Multi-layer thick-film microwave components and measurements

The trend in wireless and mobile communications for broader bandwidth microwave circuitry, coupled with high packaging density and low cost fabrication has triggered investigations of new circuit configurations and technologies that meet these requirements. We have addressed these issues through the study of multilayer microwave structures using advanced thick-film technology. The techniques described employ several layers of metal sandwiched by thick-film dielectric. This leads to an efficient solution for system miniaturization. Characterization of 2-layer thick-film microstrip line has been carried out through electromagnetic computation and practical measurement, and this has established the basic database for designing multilayer thick-film microwave structures. It is also shown that the use of multilayer thick-film microstrip permits the realization of very high characteristic impedance lines on high dielectric constant substrates, without the need for very narrow lines. The high impedance capability of this structure is very attractive for the implementation of low-loss matching networks and passive components with enhanced bandwidth performance. Strong coupling, that is often required in the design of microwave couplers and filters, is difficult to realize in conventional single layer structures, due to the requirements for very narrow gaps.
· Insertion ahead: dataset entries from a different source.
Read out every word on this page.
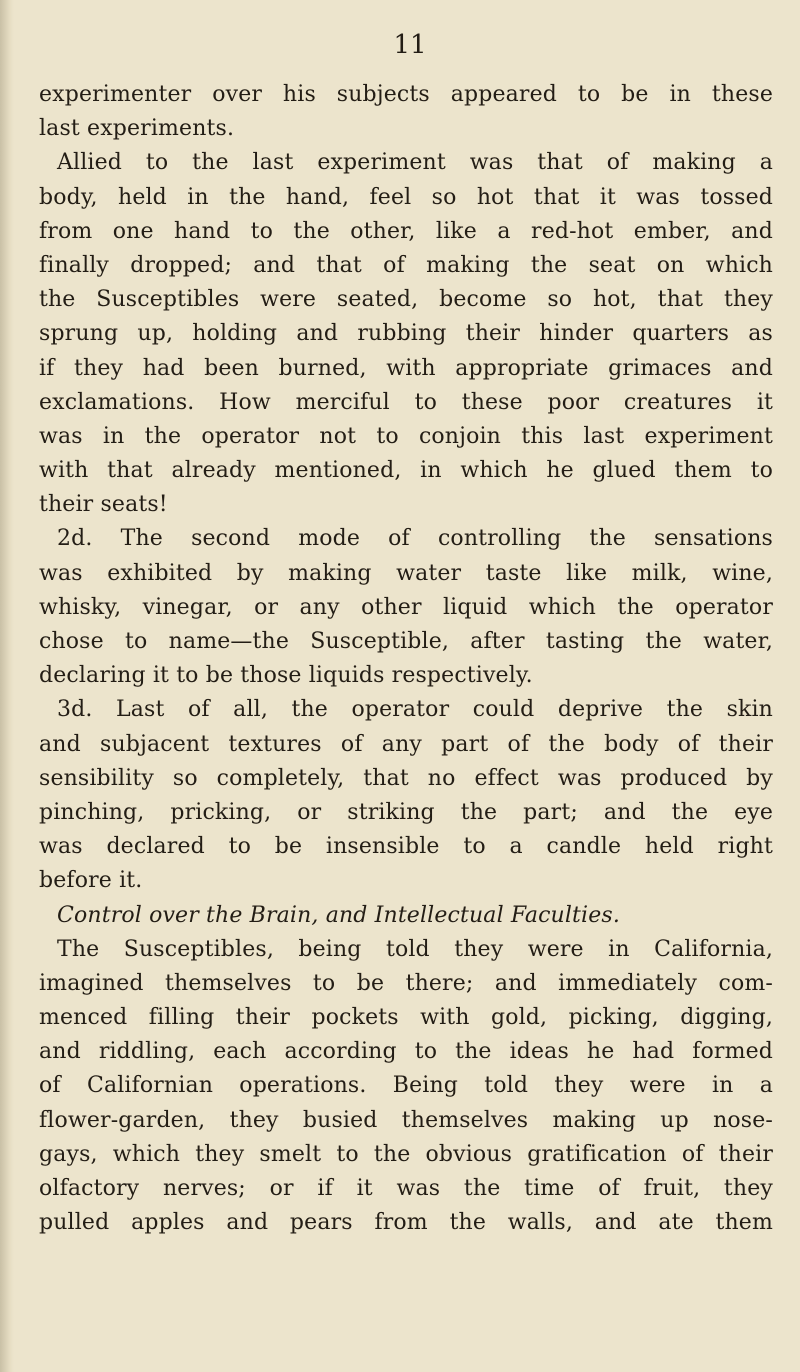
11
experimenter over his subjects appeared to be in these
last experiments.
Allied to the last experiment was that of making a
body, held in the hand, feel so hot that it was tossed
from one hand to the other, like a red-hot ember, and
finally dropped; and that of making the seat on which
the Susceptibles were seated, become so hot, that they
sprung up, holding and rubbing their hinder quarters as
if they had been burned, with appropriate grimaces and
exclamations. How merciful to these poor creatures it
was in the operator not to conjoin this last experiment
with that already mentioned, in which he glued them to
their seats!
2d. The second mode of controlling the sensations
was exhibited by making water taste like milk, wine,
whisky, vinegar, or any other liquid which the operator
chose to name—the Susceptible, after tasting the water,
declaring it to be those liquids respectively.
3d. Last of all, the operator could deprive the skin
and subjacent textures of any part of the body of their
sensibility so completely, that no effect was produced by
pinching, pricking, or striking the part; and the eye
was declared to be insensible to a candle held right
before it.
Control over the Brain, and Intellectual Faculties.
The Susceptibles, being told they were in California,
imagined themselves to be there; and immediately com-
menced filling their pockets with gold, picking, digging,
and riddling, each according to the ideas he had formed
of Californian operations. Being told they were in a
flower-garden, they busied themselves making up nose-
gays, which they smelt to the obvious gratification of their
olfactory nerves; or if it was the time of fruit, they
pulled apples and pears from the walls, and ate them
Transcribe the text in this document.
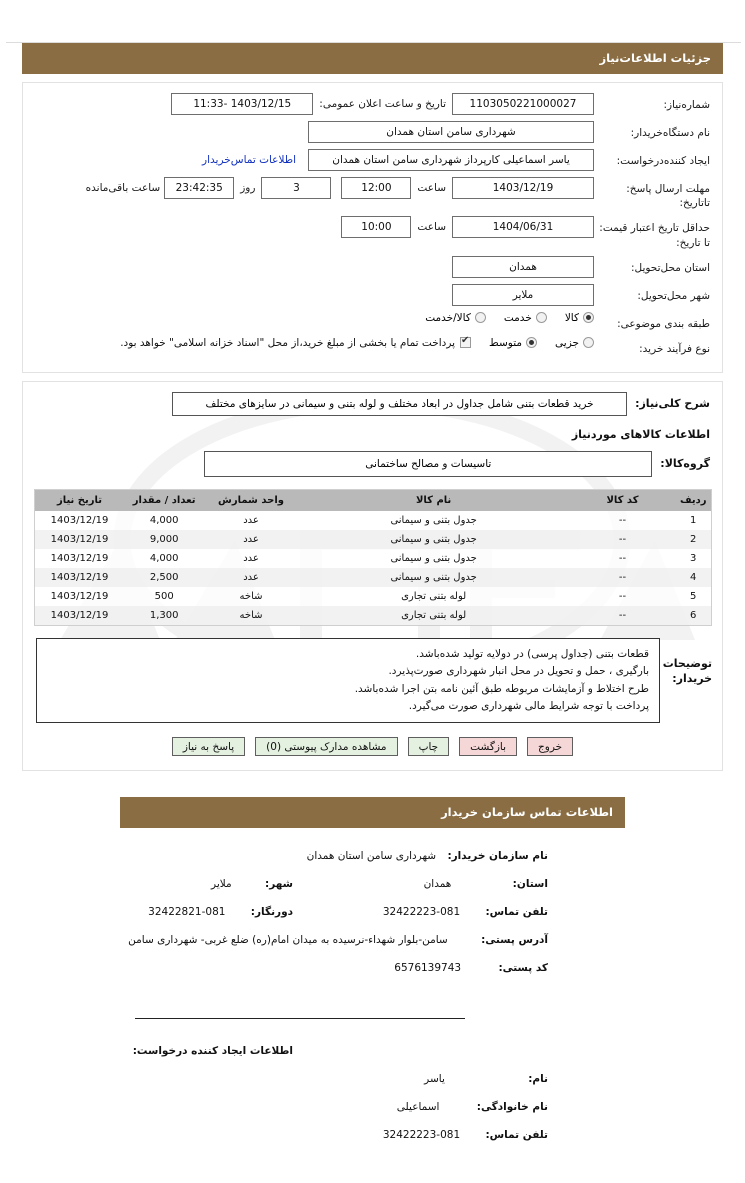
جزئیات اطلاعات‌نیاز
شماره‌نیاز:
1103050221000027
تاریخ و ساعت اعلان عمومی:
1403/12/15 -11:33
نام دستگاه‌خریدار:
شهرداری سامن استان همدان
ایجاد کننده‌درخواست:
یاسر اسماعیلی کارپرداز شهرداری سامن استان همدان
اطلاعات تماس‌خریدار
مهلت ارسال پاسخ: تاتاریخ:
1403/12/19
ساعت
12:00
3
روز
23:42:35
ساعت باقی‌مانده
حداقل تاریخ اعتبار قیمت: تا تاریخ:
1404/06/31
ساعت
10:00
استان محل‌تحویل:
همدان
شهر محل‌تحویل:
ملایر
طبقه بندی موضوعی:
کالا
خدمت
کالا/خدمت
نوع فرآیند خرید:
جزیی
متوسط
✔
پرداخت تمام یا بخشی از مبلغ خرید،از محل "اسناد خزانه اسلامی" خواهد بود.
شرح کلی‌نیاز:
خرید قطعات بتنی شامل جداول در ابعاد مختلف و لوله بتنی و سیمانی در سایزهای مختلف
اطلاعات کالاهای موردنیاز
گروه‌کالا:
تاسیسات و مصالح ساختمانی
ردیف	کد کالا	نام کالا	واحد شمارش	تعداد / مقدار	تاریخ نیاز
1	--	جدول بتنی و سیمانی	عدد	4,000	1403/12/19
2	--	جدول بتنی و سیمانی	عدد	9,000	1403/12/19
3	--	جدول بتنی و سیمانی	عدد	4,000	1403/12/19
4	--	جدول بتنی و سیمانی	عدد	2,500	1403/12/19
5	--	لوله بتنی تجاری	شاخه	500	1403/12/19
6	--	لوله بتنی تجاری	شاخه	1,300	1403/12/19
توضیحات خریدار:
قطعات بتنی (جداول پرسی) در دولایه تولید شده‌باشد.
بارگیری ، حمل و تحویل در محل انبار شهرداری صورت‌پذیرد.
طرح اختلاط و آزمایشات مربوطه طبق آئین نامه بتن اجرا شده‌باشد.
پرداخت با توجه شرایط مالی شهرداری صورت می‌گیرد.
خروج
بازگشت
چاپ
مشاهده مدارک پیوستی (0)
پاسخ به نیاز
اطلاعات تماس سازمان خریدار
نام سازمان خریدار: شهرداری سامن استان همدان
استان: همدان
شهر: ملایر
تلفن تماس: 081-32422223
دورنگار: 081-32422821
آدرس پستی: سامن-بلوار شهداء-نرسیده به میدان امام(ره) ضلع غربی- شهرداری سامن
کد پستی: 6576139743
اطلاعات ایجاد کننده درخواست:
نام: یاسر
نام خانوادگی: اسماعیلی
تلفن تماس: 081-32422223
However, by using multilayer structure, strong coupling can be easily obtained by overlapping conductor tracks in different layers, with less stringent geometrical requirements. A multilayer end-coupled microwave filter centered at 10GHz using thick-film technology has been designed and simulated. A 30% bandwidth has been achieved which shows a very significant improvement over conventional single layer structures, where the bandwidth achievable is normally less than 5%. The significance of this work is that it shows that the multilayer approach to microwave structures, coupled with new thick-film technology, offers a viable and economic solution to achieving high-density, high-performance microwave circuits.